DeepSeek v4

Release details and model variants

  • DeepSeek-V4 is released as a “preview” with open weights on Hugging Face, not just API access.
  • Two main MoE models:
    • V4-Pro: ~1.6T parameters, ~49B active, aimed at frontier performance.
    • V4-Flash: ~284B parameters, ~13B active, smaller and cheaper, meant to be the “fast, efficient” option.
  • Both support 1M-token context; paper highlights hybrid attention (CSA + HCA), manifold-constrained hyper-connections, and Muon optimizer, plus large (~32T token) pretraining.

Performance vs GPT/Claude/Kimi/GLM

  • Benchmarks: close to Opus 4.5/4.6 and GPT-5.4; below GPT-5.5 and Opus 4.7 on many metrics.
  • Their own Chinese announcement says V4-Pro is:
    • Better than Sonnet 4.5.
    • Near Opus 4.6 without “Thinking.”
    • Worse than Opus 4.6 with “Thinking.”
  • Some users report very strong math and research behavior, especially with “max thinking,” and competitive coding; others say it lags Kimi 2.6 and GLM 5.x in independent evals.
  • Several comments stress “vibes over benchmarks”: real-world coding and agentic performance diverge from leaderboard scores, and benchmarks like SWE-bench are likely contaminated.

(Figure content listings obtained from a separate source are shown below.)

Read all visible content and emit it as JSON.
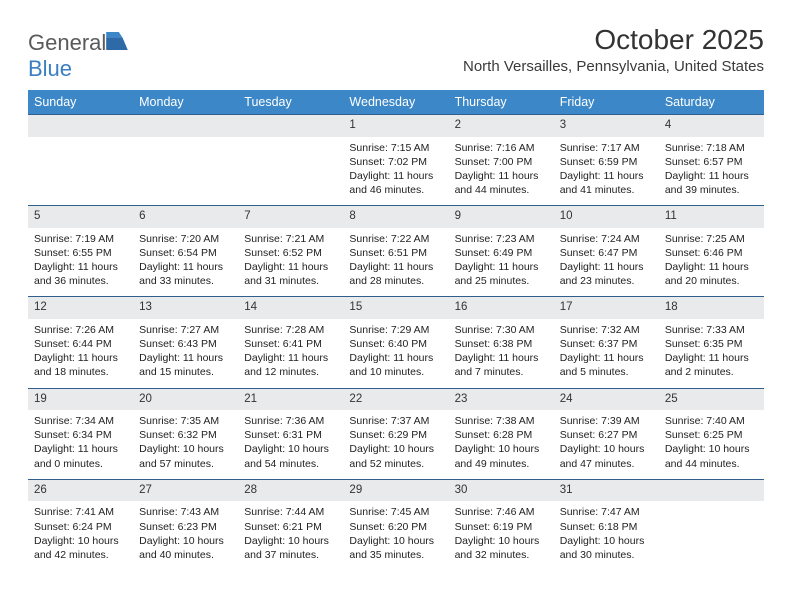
{
  "logo": {
    "text1": "General",
    "text2": "Blue",
    "icon_color": "#2f6aa8"
  },
  "title": "October 2025",
  "location": "North Versailles, Pennsylvania, United States",
  "colors": {
    "header_bg": "#3b87c8",
    "header_fg": "#ffffff",
    "border": "#2f5f8a",
    "num_bg": "#e9eaec"
  },
  "fonts": {
    "title_size": 28,
    "location_size": 15,
    "th_size": 12.5,
    "cell_size": 10.5
  },
  "daynames": [
    "Sunday",
    "Monday",
    "Tuesday",
    "Wednesday",
    "Thursday",
    "Friday",
    "Saturday"
  ],
  "weeks": [
    {
      "nums": [
        "",
        "",
        "",
        "1",
        "2",
        "3",
        "4"
      ],
      "cells": [
        {},
        {},
        {},
        {
          "sunrise": "Sunrise: 7:15 AM",
          "sunset": "Sunset: 7:02 PM",
          "daylight": "Daylight: 11 hours and 46 minutes."
        },
        {
          "sunrise": "Sunrise: 7:16 AM",
          "sunset": "Sunset: 7:00 PM",
          "daylight": "Daylight: 11 hours and 44 minutes."
        },
        {
          "sunrise": "Sunrise: 7:17 AM",
          "sunset": "Sunset: 6:59 PM",
          "daylight": "Daylight: 11 hours and 41 minutes."
        },
        {
          "sunrise": "Sunrise: 7:18 AM",
          "sunset": "Sunset: 6:57 PM",
          "daylight": "Daylight: 11 hours and 39 minutes."
        }
      ]
    },
    {
      "nums": [
        "5",
        "6",
        "7",
        "8",
        "9",
        "10",
        "11"
      ],
      "cells": [
        {
          "sunrise": "Sunrise: 7:19 AM",
          "sunset": "Sunset: 6:55 PM",
          "daylight": "Daylight: 11 hours and 36 minutes."
        },
        {
          "sunrise": "Sunrise: 7:20 AM",
          "sunset": "Sunset: 6:54 PM",
          "daylight": "Daylight: 11 hours and 33 minutes."
        },
        {
          "sunrise": "Sunrise: 7:21 AM",
          "sunset": "Sunset: 6:52 PM",
          "daylight": "Daylight: 11 hours and 31 minutes."
        },
        {
          "sunrise": "Sunrise: 7:22 AM",
          "sunset": "Sunset: 6:51 PM",
          "daylight": "Daylight: 11 hours and 28 minutes."
        },
        {
          "sunrise": "Sunrise: 7:23 AM",
          "sunset": "Sunset: 6:49 PM",
          "daylight": "Daylight: 11 hours and 25 minutes."
        },
        {
          "sunrise": "Sunrise: 7:24 AM",
          "sunset": "Sunset: 6:47 PM",
          "daylight": "Daylight: 11 hours and 23 minutes."
        },
        {
          "sunrise": "Sunrise: 7:25 AM",
          "sunset": "Sunset: 6:46 PM",
          "daylight": "Daylight: 11 hours and 20 minutes."
        }
      ]
    },
    {
      "nums": [
        "12",
        "13",
        "14",
        "15",
        "16",
        "17",
        "18"
      ],
      "cells": [
        {
          "sunrise": "Sunrise: 7:26 AM",
          "sunset": "Sunset: 6:44 PM",
          "daylight": "Daylight: 11 hours and 18 minutes."
        },
        {
          "sunrise": "Sunrise: 7:27 AM",
          "sunset": "Sunset: 6:43 PM",
          "daylight": "Daylight: 11 hours and 15 minutes."
        },
        {
          "sunrise": "Sunrise: 7:28 AM",
          "sunset": "Sunset: 6:41 PM",
          "daylight": "Daylight: 11 hours and 12 minutes."
        },
        {
          "sunrise": "Sunrise: 7:29 AM",
          "sunset": "Sunset: 6:40 PM",
          "daylight": "Daylight: 11 hours and 10 minutes."
        },
        {
          "sunrise": "Sunrise: 7:30 AM",
          "sunset": "Sunset: 6:38 PM",
          "daylight": "Daylight: 11 hours and 7 minutes."
        },
        {
          "sunrise": "Sunrise: 7:32 AM",
          "sunset": "Sunset: 6:37 PM",
          "daylight": "Daylight: 11 hours and 5 minutes."
        },
        {
          "sunrise": "Sunrise: 7:33 AM",
          "sunset": "Sunset: 6:35 PM",
          "daylight": "Daylight: 11 hours and 2 minutes."
        }
      ]
    },
    {
      "nums": [
        "19",
        "20",
        "21",
        "22",
        "23",
        "24",
        "25"
      ],
      "cells": [
        {
          "sunrise": "Sunrise: 7:34 AM",
          "sunset": "Sunset: 6:34 PM",
          "daylight": "Daylight: 11 hours and 0 minutes."
        },
        {
          "sunrise": "Sunrise: 7:35 AM",
          "sunset": "Sunset: 6:32 PM",
          "daylight": "Daylight: 10 hours and 57 minutes."
        },
        {
          "sunrise": "Sunrise: 7:36 AM",
          "sunset": "Sunset: 6:31 PM",
          "daylight": "Daylight: 10 hours and 54 minutes."
        },
        {
          "sunrise": "Sunrise: 7:37 AM",
          "sunset": "Sunset: 6:29 PM",
          "daylight": "Daylight: 10 hours and 52 minutes."
        },
        {
          "sunrise": "Sunrise: 7:38 AM",
          "sunset": "Sunset: 6:28 PM",
          "daylight": "Daylight: 10 hours and 49 minutes."
        },
        {
          "sunrise": "Sunrise: 7:39 AM",
          "sunset": "Sunset: 6:27 PM",
          "daylight": "Daylight: 10 hours and 47 minutes."
        },
        {
          "sunrise": "Sunrise: 7:40 AM",
          "sunset": "Sunset: 6:25 PM",
          "daylight": "Daylight: 10 hours and 44 minutes."
        }
      ]
    },
    {
      "nums": [
        "26",
        "27",
        "28",
        "29",
        "30",
        "31",
        ""
      ],
      "cells": [
        {
          "sunrise": "Sunrise: 7:41 AM",
          "sunset": "Sunset: 6:24 PM",
          "daylight": "Daylight: 10 hours and 42 minutes."
        },
        {
          "sunrise": "Sunrise: 7:43 AM",
          "sunset": "Sunset: 6:23 PM",
          "daylight": "Daylight: 10 hours and 40 minutes."
        },
        {
          "sunrise": "Sunrise: 7:44 AM",
          "sunset": "Sunset: 6:21 PM",
          "daylight": "Daylight: 10 hours and 37 minutes."
        },
        {
          "sunrise": "Sunrise: 7:45 AM",
          "sunset": "Sunset: 6:20 PM",
          "daylight": "Daylight: 10 hours and 35 minutes."
        },
        {
          "sunrise": "Sunrise: 7:46 AM",
          "sunset": "Sunset: 6:19 PM",
          "daylight": "Daylight: 10 hours and 32 minutes."
        },
        {
          "sunrise": "Sunrise: 7:47 AM",
          "sunset": "Sunset: 6:18 PM",
          "daylight": "Daylight: 10 hours and 30 minutes."
        },
        {}
      ]
    }
  ]
}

Pricing, hardware, and hosting

  • OpenRouter pricing:
    • Pro: ~$1.74/M input, $3.48/M output.
    • Flash: ~$0.14/M input, $0.28/M output.
  • Many see this as dramatically cheaper than US frontier APIs, especially for Opus‑level quality; some argue big US labs’ “subsidized” narrative is overstated.
  • On-prem inference for full Pro is extremely heavy (tens of H100s or very high-end consumer GPU clusters).
  • Flash (≈160 GB mixed FP4/FP8) is seen as plausible on high-end Macs or multi‑GPU rigs; quantization and SSD-streaming MoE tricks are discussed but considered slow and experimental.

Open weights, licensing, and “open source” debate

  • Strong appreciation that both base and instruct weights are released; DeepSeek is praised for a broad ecosystem of open tooling.
  • Ongoing argument over calling this “open source” vs “open weights” since training data and full reproducible pipelines are not provided.
  • Some see open weights as crucial for control, fine-tuning, and non‑rug‑pull stability versus closed SaaS models.

Tooling, coding harnesses, and UX

  • A major sticking point: no first-party “Claude Code–level” harness; stickiness may lag closed models.
  • However, DeepSeek provides explicit guides to integrate with Claude Code; users report it works surprisingly well there and in other agents (Pi, OpenCode, Zed, etc.).
  • Docs are widely praised as clear and developer-focused.

Geopolitics, trust, and chip ecosystem

  • Big meta-thread on whether to trust Chinese vs US providers:
    • Some fear Chinese state access; others feel more threatened by US surveillance and policy.
  • Noted that inference is already running on Huawei Ascend NPUs; DeepSeek claims prices will fall further once Ascend 950 supernodes scale.
  • Many see this as a significant challenge to Nvidia’s dominance and to US AI monopolies.

Meta: pace, burnout, and model churn

  • Users express burnout from rapid frontier releases and constant “better than Opus/GPT” claims.
  • Several say intelligence is now commoditized above a certain level; workflows, harnesses, reliability, and control matter more than marginal benchmark gains.